Он встал рядом с ней, заключил ее в кольцо своих рук, взял ее ручку и надел кольцо на палец. Оно оказалось слишком велико для ее безымянного пальца. Пришлось надеть его на средний.

– Как красиво, – сказала Франсин. – Я не могу его принять.

– Можешь. И должна. Я берег его для тебя. Я берег его много лет.

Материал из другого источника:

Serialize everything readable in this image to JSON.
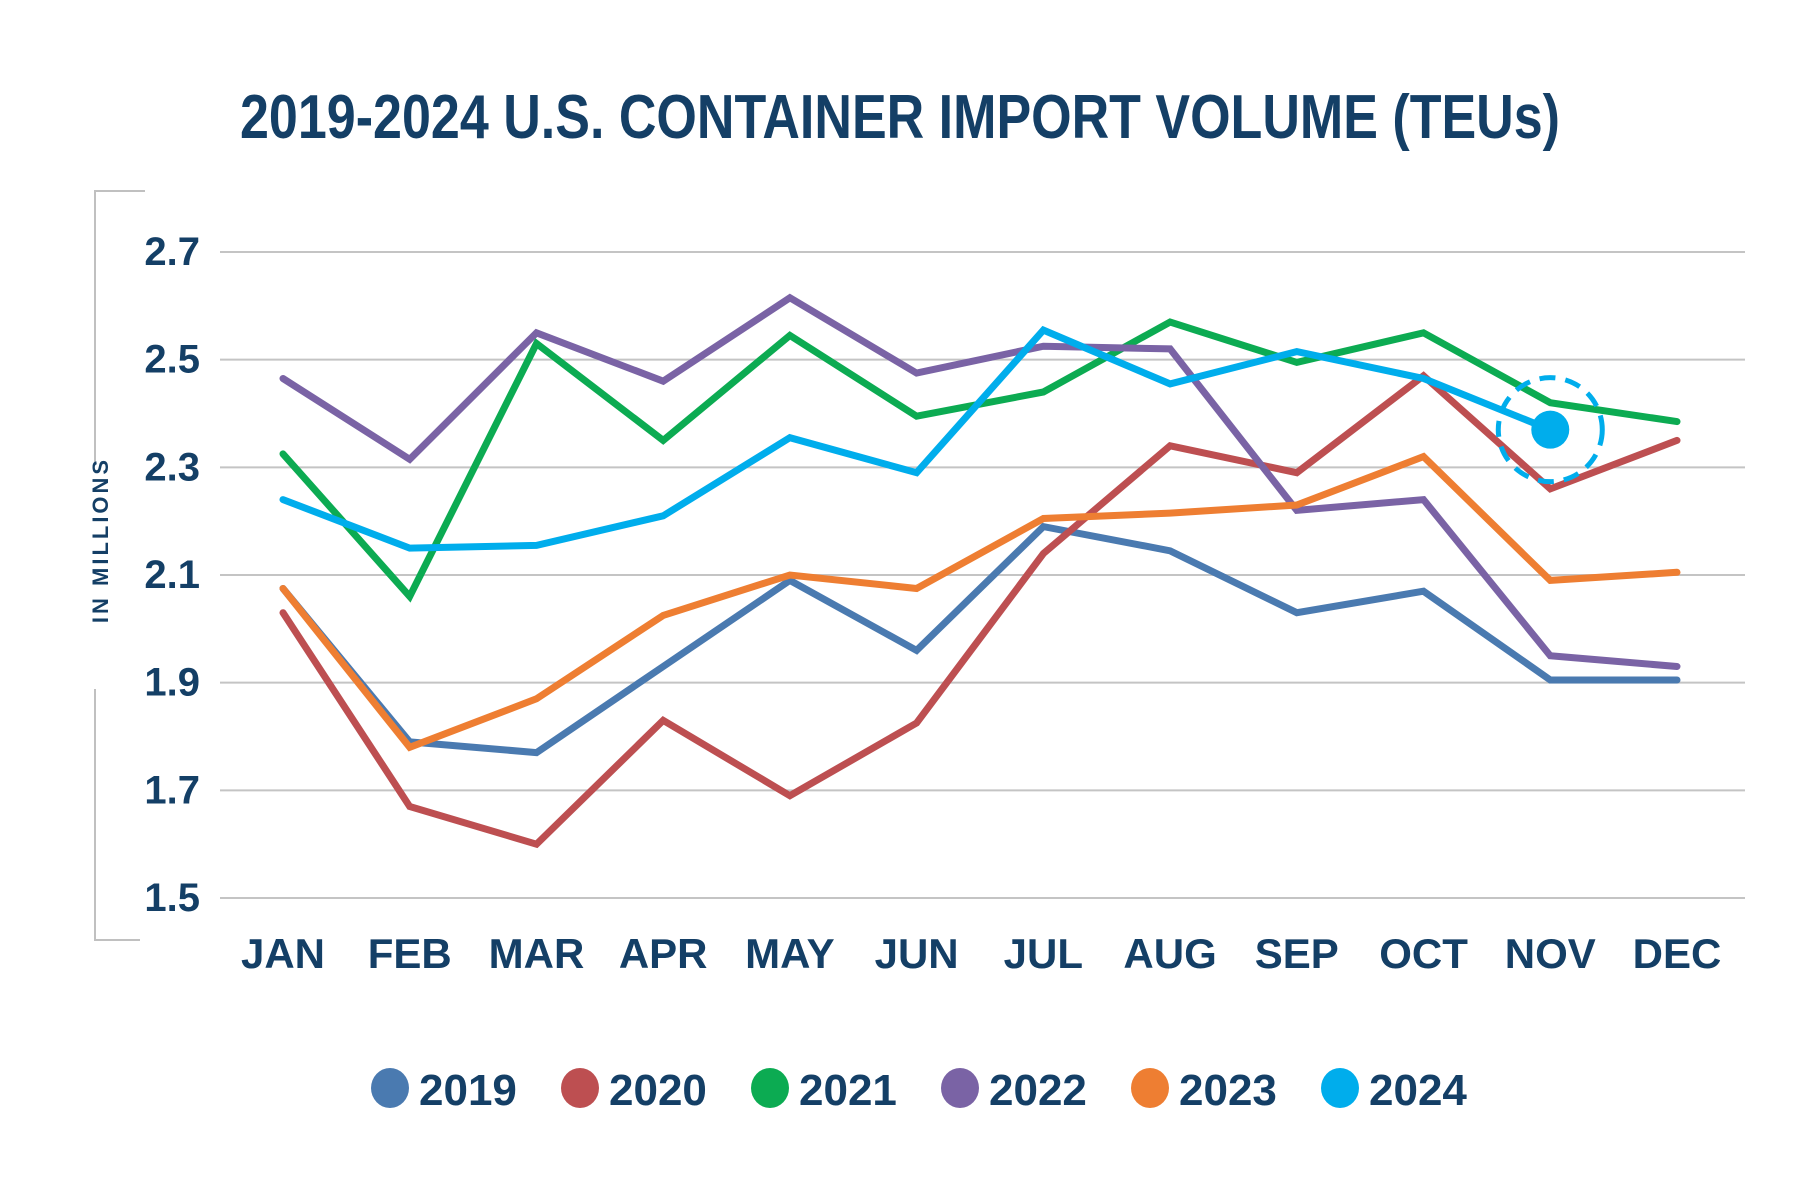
{
  "chart_data": {
    "type": "line",
    "title": "2019-2024 U.S. CONTAINER IMPORT VOLUME (TEUs)",
    "xlabel": "",
    "ylabel": "IN MILLIONS",
    "categories": [
      "JAN",
      "FEB",
      "MAR",
      "APR",
      "MAY",
      "JUN",
      "JUL",
      "AUG",
      "SEP",
      "OCT",
      "NOV",
      "DEC"
    ],
    "ylim": [
      1.5,
      2.7
    ],
    "yticks": [
      "2.7",
      "2.5",
      "2.3",
      "2.1",
      "1.9",
      "1.7",
      "1.5"
    ],
    "ytick_values": [
      2.7,
      2.5,
      2.3,
      2.1,
      1.9,
      1.7,
      1.5
    ],
    "grid": true,
    "legend_position": "bottom-center",
    "series": [
      {
        "name": "2019",
        "color": "#4a7ab0",
        "values": [
          2.075,
          1.79,
          1.77,
          1.93,
          2.09,
          1.96,
          2.19,
          2.145,
          2.03,
          2.07,
          1.905,
          1.905
        ]
      },
      {
        "name": "2020",
        "color": "#bd4f51",
        "values": [
          2.03,
          1.67,
          1.6,
          1.83,
          1.69,
          1.825,
          2.14,
          2.34,
          2.29,
          2.47,
          2.26,
          2.35
        ]
      },
      {
        "name": "2021",
        "color": "#0cab52",
        "values": [
          2.325,
          2.06,
          2.53,
          2.35,
          2.545,
          2.395,
          2.44,
          2.57,
          2.495,
          2.55,
          2.42,
          2.385
        ]
      },
      {
        "name": "2022",
        "color": "#7a63a5",
        "values": [
          2.465,
          2.315,
          2.55,
          2.46,
          2.615,
          2.475,
          2.525,
          2.52,
          2.22,
          2.24,
          1.95,
          1.93
        ]
      },
      {
        "name": "2023",
        "color": "#ee7e32",
        "values": [
          2.075,
          1.78,
          1.87,
          2.025,
          2.1,
          2.075,
          2.205,
          2.215,
          2.23,
          2.32,
          2.09,
          2.105
        ]
      },
      {
        "name": "2024",
        "color": "#00adec",
        "values": [
          2.24,
          2.15,
          2.155,
          2.21,
          2.355,
          2.29,
          2.555,
          2.455,
          2.515,
          2.465,
          2.37,
          null
        ]
      }
    ],
    "highlight": {
      "series": "2024",
      "category": "NOV",
      "value": 2.37,
      "style": "filled dot with dashed ring"
    }
  }
}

– Но много лет назад ты меня не знал!

– Я знал, что ты где-то есть, моя совершенная женщина, и ждешь моего кольца.

Тедди положил руки ей на плечи, подогнув увечный мизинец так, чтобы не испортить образ. Франсин смотрела на кольцо, потом перевела взгляд на свое отражение в зеркале, затем подняла лицо к нему. Он поцеловал ее.

– Я не могу принять его.

– Тогда я тебя не отпущу. И буду держать тебя здесь.

– Но ведь это не помолвочное кольцо!

– Это кольцо любящего человека, – сказал Тедди, и тогда она сказала, что примет кольцо и будет носить его.

Франсин пора было возвращаться домой. Он снял с нее шелк, и ткань упала блестящей серебристой массой на пол. Ужасные тряпки, которые она собиралась надеть, оскорбляли его. Тедди предпочел бы всегда видеть ее обнаженной, живой статуей, чтобы можно было преклоняться перед ней. Однако Франсин все же надела джинсы, рубашку и еще шерстяной кардиган, тот самый, что был на ней, когда он отогнул рукав и написал на запястье свой номер. Тедди поднял ее руку и с восхищением посмотрел на кольцо.

Уже наступила ночь, время перевалило за девять, и он не хотел, чтобы Франсин ехала на метро одна.